Ему пора приносить первую зарплату, пора сказать маме: «Давай перестанем тратить последние деньги со счета отца» и пора хотя бы раз преподнести правду. Сегодня Юнги покинул дом с чувством, что обязательно что-то изменит и сдвинется с мёртвой точки, пусть ему и придётся заштриховать наконец свои глупые золотые горы на первых шагах.
— Мы не просто так переехали в Тэгу, мам. Здесь нам будет лучше, обещаю.
Так он ей сказал, когда просил оставить Сеул в прошлом. Сказал задолго до того, как объявил об этом Чимину. Они выкупили свой старый дом, и как только все нюансы были оформлены, уехали с чистым взглядом, оставляя всё тёмное позади.
Юнги считал, что очиститься от Пака будет просто. Вернее, тяжело, но терпимо, и он обязательно справится. Других вариантов в принципе и не было: Чимин должен был стать одной из стадий неприятного прошлого, чтобы жизнь действительно началась с чистого листа.
План придерживался стадии «выполнимого» где-то около суток, пока не явился Тэхён и резко не понизил планку. Возвращение в Сеул, розыск пропавшего Чимина, а после убийственная встреча с его взглядом и слова — каждое действие — удар под дых и очередное перестроение. Юнги казалось, что он будет менять решение до бесконечности, но когда финал начал принимать хоть какие-то очертания, его до дыр протёр ластик по имени Хосок.
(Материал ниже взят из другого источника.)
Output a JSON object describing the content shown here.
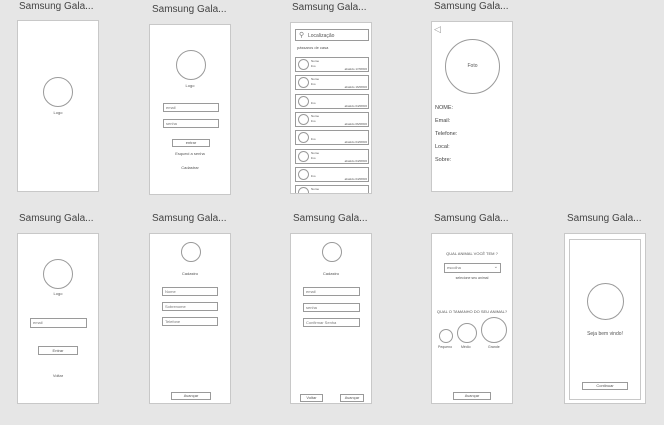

При мысли об этой скотине у Юнги закипала кровь. Он разрушил его жизнь дважды, и если на восстановление первой ушло два года, то вторая, скорее всего, ремонту просто не подлежит. Тогда, во время разговора с Тэхёном, Юнги действительно не соврал: Хосок исчез и больше не появился, будто его и вовсе не существует, а тот случай — результат обычного наваждения. Но Юнги здесь, а такие длинные сны — явление бесспорного подвоха. Остаётся только гадать об убежище того ненормального.
К тому же, все внезапные мысли о Хосоке Юнги старался фильтровать. Любовь к нему бесповоротно осталась в прошлом, и только Чимин может выпросить для себя исключение.
Тридцать первое декабря.
Трудно представить, что день рождения Тэхёна будет служить Юнги таким праздником. День, до которого он считает минуты. Единственная ниточка, связывающая его с Чимином. Интересно, порвётся ли она?
Юнги продолжает двигаться привычным маршрутом. Стремиться вперёд, распыляясь в огромном потоке идущих. Никто его не замечает, ведь он — обычный секундный прохожий. Юнги думает так, потому что так правильно. Так должно быть, и это отработанная система. Нет причин считать, что может быть иначе, поэтому Юнги просто идёт, не замечая, что за ним идут следом. Двигаются, как тень. Всё то время, что он находится здесь.